I am fine either way. In the end the strict changes to the metadata spec may not be big, but the implications for tools and users may be so I am trying to foster a sane discussion first. And we could go either way with or without a PEP as long as the discussion and debate was there IMHO.

I concur: having a single document that will summarize the essence of the changes, issues and discussions (in a PEP or a PEP-like docu]) is IMHO a good thing for such change.

I guess projects won’t need to do anything until they update to metadata version 2.3 (assuming 2.2 introduces this as optional, and 2.3 makes it mandatory). So that’s probably sufficient transition process. Existing files will have older metadata versions and so will remain perfectly valid. Only newer files (generated by versions of the build tools that have been updated to emit metadata version 2.3) will have the new metadata, and the build tools can validate that (it would be a decision for the tool, as to whether omission of the “License Expression” data would be treated as an error, or simply as a signal to emit metadata version 2.2 rather than 2.3…)

It’s worth noting that consumers of package metadata won’t be able to assume that this value is present, even if it’s made mandatory - they’ll still have to deal with projects using older metadata standards.

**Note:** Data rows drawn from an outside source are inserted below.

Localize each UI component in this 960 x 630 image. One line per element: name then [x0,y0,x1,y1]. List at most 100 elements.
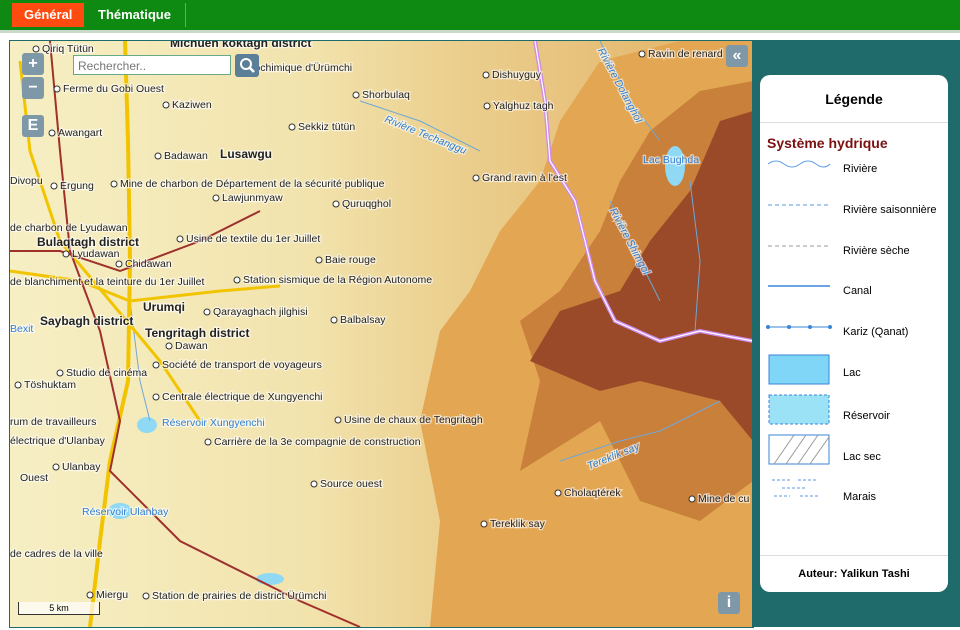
place-marker [483,102,491,110]
divider [760,122,948,123]
place-marker [48,129,56,137]
place-label: Grand ravin à l'est [482,172,567,184]
place-label: Dishuyguy [492,69,542,81]
place-label: Bexit [10,323,33,335]
legend-item: Rivière saisonnière [843,204,937,216]
place-label: Lyudawan [72,248,120,260]
legend-item: Marais [843,491,877,503]
place-marker [142,592,150,600]
place-marker [110,180,118,188]
legend-item: Kariz (Qanat) [843,326,909,338]
place-marker [152,393,160,401]
place-marker [32,45,40,53]
place-marker [50,182,58,190]
place-label: de charbon de Lyudawan [10,222,128,234]
place-marker [86,591,94,599]
top-bar: Général Thématique [0,0,960,33]
place-marker [204,438,212,446]
place-marker [352,91,360,99]
place-marker [233,276,241,284]
place-label: Tengritagh district [145,326,249,340]
place-label: Kaziwen [172,99,212,111]
place-marker [310,480,318,488]
place-label: Yalghuz tagh [493,100,554,112]
legend-item: Rivière sèche [843,245,910,257]
author: Auteur: Yalikun Tashi [798,568,910,580]
place-label: Ravin de renard [648,48,723,60]
place-marker [52,463,60,471]
place-label: Tereklik say [490,518,546,530]
collapse-button[interactable]: « [726,45,748,67]
place-label: Bulaqtagh district [37,235,139,249]
place-marker [152,361,160,369]
place-label: Baie rouge [325,254,376,266]
lake [665,146,685,186]
legend: Légende Système hydrique Rivière Rivière … [760,75,948,592]
map-canvas: Qiriq Tütün Michuen koktagh district troch… [10,41,753,627]
legend-item: Lac [843,367,861,379]
tab[interactable]: Thématique [86,3,186,27]
place-label: Michuen koktagh district [170,41,311,50]
place-label: Usine de textile du 1er Juillet [186,233,320,245]
legend-symbols [766,160,832,497]
place-label: Qiriq Tütün [42,43,94,55]
place-label: Miergu [96,589,128,601]
place-marker [212,194,220,202]
zoom-in[interactable]: + [22,53,44,75]
place-marker [14,381,22,389]
labels: Qiriq Tütün Michuen koktagh district troch… [10,41,751,603]
zoom-out[interactable]: − [22,77,44,99]
symbol-marsh [772,479,820,497]
lake [108,503,132,519]
symbol-reservoir [768,394,830,425]
map[interactable]: Qiriq Tütün Michuen koktagh district troch… [9,40,754,628]
place-label: de cadres de la ville [10,548,103,560]
place-label: Cholaqtérek [564,487,621,499]
tab[interactable]: Général [12,3,85,27]
place-label: Chidawan [125,258,172,270]
place-label: Dawan [175,340,208,352]
symbol-dry-lake [768,434,830,465]
place-label: Sekkiz tütün [298,121,355,133]
place-label: rum de travailleurs [10,416,96,428]
place-marker [62,250,70,258]
place-marker [330,316,338,324]
place-label: Source ouest [320,478,382,490]
place-label: Société de transport de voyageurs [162,359,322,371]
legend-item: Canal [843,285,872,297]
boundary [534,41,753,342]
scale-bar: 5 km [18,602,100,615]
place-marker [482,71,490,79]
place-label: Töshuktam [24,379,76,391]
place-marker [638,50,646,58]
place-label: Qarayaghach jilghisi [213,306,308,318]
symbol-river [767,160,831,168]
place-label: Quruqghol [342,198,391,210]
place-label: Balbalsay [340,314,386,326]
place-marker [165,342,173,350]
place-label: électrique d'Ulanbay [10,435,106,447]
info-button[interactable]: i [718,592,740,614]
search-input[interactable]: Rechercher.. [73,55,231,75]
place-label: Usine de chaux de Tengritagh [344,414,483,426]
layers-button[interactable]: E [22,115,44,137]
legend-section: Système hydrique [767,135,888,151]
hatch [773,434,830,465]
place-label: Saybagh district [40,314,133,328]
place-label: Urumqi [143,300,185,314]
place-label: Station sismique de la Région Autonome [243,274,432,286]
place-label: Réservoir Ulanbay [82,506,169,518]
place-label: de blanchiment et la teinture du 1er Jui… [10,276,204,288]
place-marker [56,369,64,377]
place-marker [688,495,696,503]
search-button[interactable] [235,54,259,77]
legend-item: Réservoir [843,410,891,422]
place-label: Mine de cu [698,493,750,505]
place-label: Carrière de la 3e compagnie de construct… [214,436,421,448]
place-marker [176,235,184,243]
place-marker [154,152,162,160]
search-icon [240,58,255,73]
place-marker [315,256,323,264]
place-label: Badawan [164,150,208,162]
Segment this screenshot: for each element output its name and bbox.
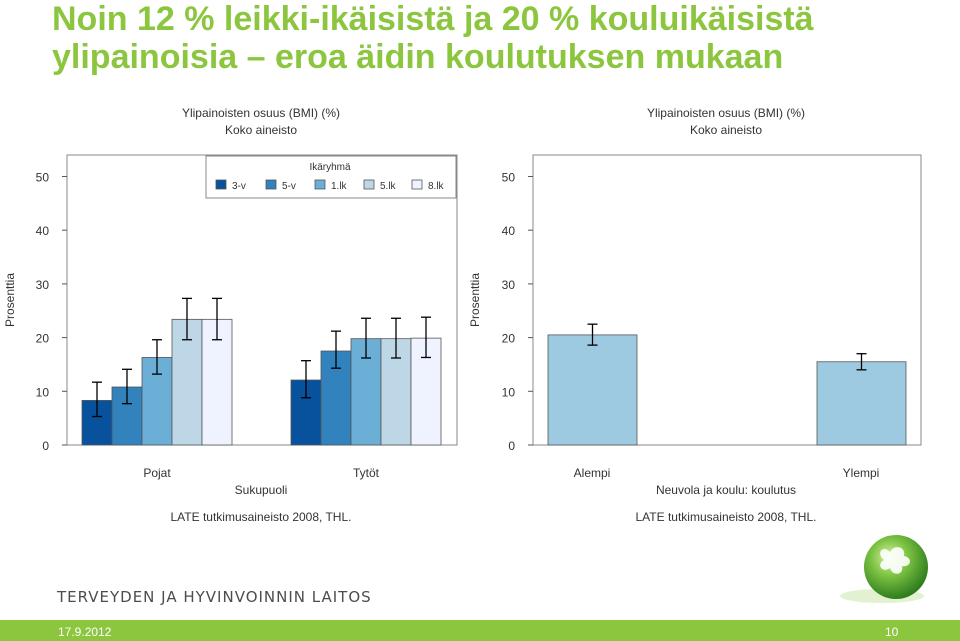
chart-left-x-axis-label: Sukupuoli xyxy=(235,483,288,497)
chart-left-plot-frame xyxy=(66,154,458,446)
page-number: 10 xyxy=(885,625,899,639)
legend-swatch xyxy=(411,179,423,190)
legend-label: 5.lk xyxy=(380,181,397,192)
chart-right-bars xyxy=(547,323,907,446)
green-sphere-logo-icon xyxy=(832,530,942,615)
bar xyxy=(547,334,638,446)
chart-left-legend: Ikäryhmä 3-v 5-v 1.lk 5.lk 8.lk xyxy=(205,155,457,199)
x-tick-label: Ylempi xyxy=(843,466,880,480)
chart-right-source-note: LATE tutkimusaineisto 2008, THL. xyxy=(636,510,817,524)
bar xyxy=(816,361,907,446)
legend-items: 3-v 5-v 1.lk 5.lk 8.lk xyxy=(215,179,445,192)
footer-date: 17.9.2012 xyxy=(58,625,112,639)
chart-right-title: Ylipainoisten osuus (BMI) (%) xyxy=(647,106,805,120)
legend-label: 3-v xyxy=(232,181,246,192)
chart-right-plot-frame xyxy=(532,154,922,446)
y-tick-label: 50 xyxy=(36,170,50,184)
chart-left-subtitle: Koko aineisto xyxy=(225,123,297,137)
chart-left-x-ticks: Pojat Tytöt xyxy=(143,466,379,480)
chart-right: Ylipainoisten osuus (BMI) (%) Koko ainei… xyxy=(468,106,922,524)
legend-swatch xyxy=(215,179,227,190)
y-tick-label: 40 xyxy=(36,224,50,238)
organization-name: TERVEYDEN JA HYVINVOINNIN LAITOS xyxy=(57,588,372,606)
y-tick-label: 40 xyxy=(502,224,516,238)
chart-left: Ylipainoisten osuus (BMI) (%) Koko ainei… xyxy=(3,106,458,524)
x-tick-label: Alempi xyxy=(574,466,611,480)
chart-left-source-note: LATE tutkimusaineisto 2008, THL. xyxy=(171,510,352,524)
chart-left-y-ticks: 0 10 20 30 40 50 xyxy=(36,170,67,453)
legend-swatch xyxy=(314,179,326,190)
legend-swatch xyxy=(265,179,277,190)
chart-right-x-ticks: Alempi Ylempi xyxy=(574,466,880,480)
y-tick-label: 20 xyxy=(36,332,50,346)
legend-box xyxy=(205,155,457,199)
y-tick-label: 0 xyxy=(42,439,49,453)
y-tick-label: 10 xyxy=(36,385,50,399)
y-tick-label: 10 xyxy=(502,385,516,399)
chart-right-subtitle: Koko aineisto xyxy=(690,123,762,137)
legend-label: 8.lk xyxy=(428,181,445,192)
x-tick-label: Pojat xyxy=(143,466,171,480)
legend-label: 5-v xyxy=(282,181,296,192)
slide-title: Noin 12 % leikki-ikäisistä ja 20 % koulu… xyxy=(52,0,814,76)
chart-left-bars xyxy=(81,297,442,446)
legend-label: 1.lk xyxy=(331,181,348,192)
y-tick-label: 0 xyxy=(508,439,515,453)
x-tick-label: Tytöt xyxy=(353,466,380,480)
footer-bar xyxy=(0,620,960,641)
y-tick-label: 50 xyxy=(502,170,516,184)
chart-left-title: Ylipainoisten osuus (BMI) (%) xyxy=(182,106,340,120)
y-tick-label: 30 xyxy=(502,278,516,292)
y-tick-label: 30 xyxy=(36,278,50,292)
chart-left-y-axis-label: Prosenttia xyxy=(3,273,17,327)
legend-swatch xyxy=(363,179,375,190)
legend-title: Ikäryhmä xyxy=(309,162,351,173)
chart-right-y-ticks: 0 10 20 30 40 50 xyxy=(502,170,533,453)
chart-right-x-axis-label: Neuvola ja koulu: koulutus xyxy=(656,483,796,497)
y-tick-label: 20 xyxy=(502,332,516,346)
chart-right-y-axis-label: Prosenttia xyxy=(468,273,482,327)
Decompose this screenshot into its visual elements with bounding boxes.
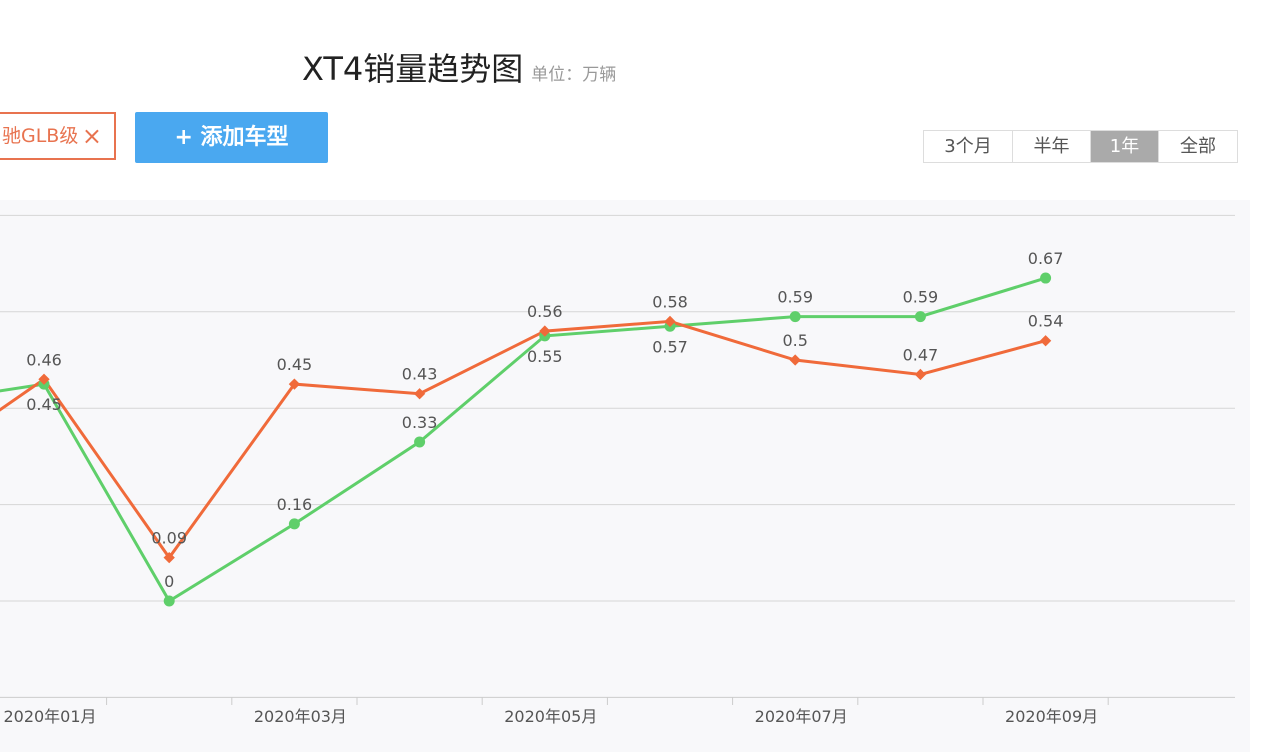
data-point	[163, 595, 175, 607]
data-label: 0.43	[402, 365, 438, 384]
data-label: 0.57	[652, 337, 688, 356]
line-chart: 2020年01月 2020年03月 2020年05月 2020年07月 2020年09月…	[0, 200, 1250, 752]
data-label: 0.16	[277, 495, 313, 514]
data-label: 0.47	[903, 345, 939, 364]
data-label: 0.59	[903, 288, 939, 307]
data-label: 0.45	[26, 395, 62, 414]
data-label: 0	[164, 572, 174, 591]
data-label: 0.45	[277, 355, 313, 374]
range-6m[interactable]: 半年	[1013, 131, 1091, 162]
tag-label: 驰GLB级	[2, 125, 79, 147]
data-point	[1040, 272, 1052, 284]
data-label: 0.09	[151, 529, 187, 548]
unit-label: 单位：万辆	[531, 65, 617, 85]
data-point	[38, 373, 50, 385]
x-tick-label: 2020年05月	[504, 707, 597, 726]
data-point	[1039, 335, 1052, 347]
data-label: 0.56	[527, 302, 563, 321]
data-point	[539, 325, 551, 337]
data-point	[789, 354, 801, 366]
data-point	[789, 311, 801, 323]
add-model-button[interactable]: + 添加车型	[135, 112, 328, 163]
x-tick-label: 2020年01月	[3, 707, 96, 726]
data-point	[288, 518, 300, 530]
x-tick-label: 2020年07月	[755, 707, 848, 726]
data-label: 0.67	[1028, 249, 1064, 268]
data-label: 0.46	[26, 350, 62, 369]
data-label: 0.55	[527, 347, 563, 366]
range-1y[interactable]: 1年	[1091, 131, 1159, 162]
data-point	[914, 311, 926, 323]
data-label: 0.59	[777, 288, 813, 307]
data-label: 0.58	[652, 292, 688, 311]
data-point	[163, 551, 175, 564]
close-icon[interactable]: ×	[81, 122, 102, 150]
data-label: 0.33	[402, 413, 438, 432]
plot-background	[0, 200, 1250, 752]
data-point	[414, 436, 426, 448]
data-label: 0.5	[782, 331, 807, 350]
x-tick-label: 2020年09月	[1005, 707, 1098, 726]
range-3m[interactable]: 3个月	[924, 131, 1013, 162]
data-point	[413, 388, 426, 400]
series-line	[0, 319, 1046, 561]
series-line	[0, 276, 1047, 604]
range-selector: 3个月 半年 1年 全部	[923, 130, 1238, 163]
data-point	[914, 368, 927, 381]
chart-title: XT4销量趋势图 单位：万辆	[302, 44, 616, 90]
data-label: 0.54	[1028, 312, 1064, 331]
model-tag[interactable]: 驰GLB级 ×	[0, 112, 116, 160]
x-tick-label: 2020年03月	[254, 707, 347, 726]
range-all[interactable]: 全部	[1180, 136, 1216, 157]
data-point	[288, 378, 301, 390]
title-text: XT4销量趋势图	[302, 50, 524, 88]
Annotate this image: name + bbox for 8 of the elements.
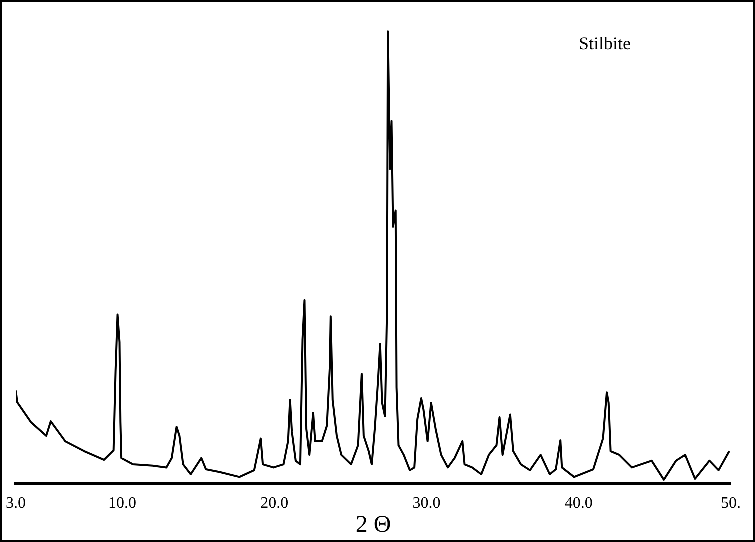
x-tick-label: 10.0 (108, 494, 136, 512)
x-tick-label: 20.0 (260, 494, 289, 512)
x-tick-label: 30.0 (412, 494, 441, 512)
x-axis-title: 2 Θ (356, 512, 392, 538)
x-tick-label: 3.0 (6, 494, 26, 512)
annotation: Stilbite (578, 34, 631, 54)
x-tick-label: 40.0 (564, 494, 593, 512)
x-tick-label: 50. (721, 494, 741, 512)
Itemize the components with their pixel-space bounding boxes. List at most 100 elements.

That begs the question, where will tools find details of how to validate this field, if we’re adding our own extensions? Ideally, we’d need a library implementation for this, that tools could share.

1 Like

In terms of the process, isn’t the draft PEP only supposed to be submitted to the official peps repo once the sponsor has deemed it ready? (Here is a link to the wording in PEP 1 – the “Submitting a PEP” section.) IIRC, that language is there to avoid having PR’s in the repo that are still in a preliminary state.

Chris:
I am fine with closing the pending PR and resubmit when we are ready: there is a fringe benefit to the PR though: the file is checked for consistency and contributors are checked for CLA.

1 Like

Paul:
I maintain a Python implementation of a license expression handling library at https://github.com/nexB/license-expression/ and also on Pypi (Apache-licensed). This is being integrated in the Python fuller suite of SPDX utilities (that I maintain) by a Google Summer of Code student at https://github.com/spdx/tools-python/ and is used in a few other projects such as the Free Software Foundation Europe reuse tool (at reuse.software) and the scancode-toolkit (that I also maintain).

So this should be a base implementation and if we go that route I would happily donate that to Pypa. It should a good way for tools to integrate license expressions parsing/validation/normalization/rendering and is flexible enough to accept the SPDX list of license ids and any extra additions.

1 Like

Any tool that reads and writes core metadata should be able to do some validation of an SPDX license expression, but the place where I would see this as being the most effective to provide user guidance would be IMHO first client-side with clean and clear nag message when invalid:

  1. at package creation time (e.g. setuptools and similar)
  2. at package publishing time (e.g. twine and similar)

Indexes would want to validate too if they validate core metadata: i.e. warehouse does validate these such as checking Classifiers

As mentioned above , I maintain a library (“license-expression” on Pypi) that is the de-facto reference in the not-so crowded space of license expression tools.This can work with a list of licenses offline (e.g. by bundling the SPDX-list-as-json as package data)

Actually, it would make sense and be a sane thing to have a package that implements the validations suggested in the PEP using both a bundled SPDX list and extra ids for proprietary and public domain. Let me work on that too.

Paul:
This is a valid question: the SPDX list and rules have been fairly stable and we are dealing with a responsible group of seasoned FOSS contributors and professionals (I am one of the co-founders). That said, I participated (heavily) in the effort of using SPDX ids to cleanup and rationalize the licensing of the linux kernel and what we decided then was to actually freeze/copy down the SPDX rules in the kernel documentation such that we would be insulated of any unwanted changes in the future and could adopt such changes – if any-- in an orderly fashion.

We could very much have the same approach here. That said, since npm, Rubygems, Composer, the linux kernel, and so many projects depend on these rules and licenses ids today there would be total uproar if the SPDX group went rogue. Rather than make the PEP heavier we can more simply reference exact versions of the specs and list rather than copying a subset of it.

Or if SPDL drop an existing license from their list?

The SPDX group does not drop any license from their list: they mark a license as obsolete instead as a rule. See the “Deprecated License Identifiers” at the bottom of this page: https://spdx.org/licenses/ though this is a rather rare event (the biggest of such events are two past events linked with the adoption of “license exceptions” on the one hand, and a request of the FSF on the hand on how to better deal with clarity around the GPL and related licenses)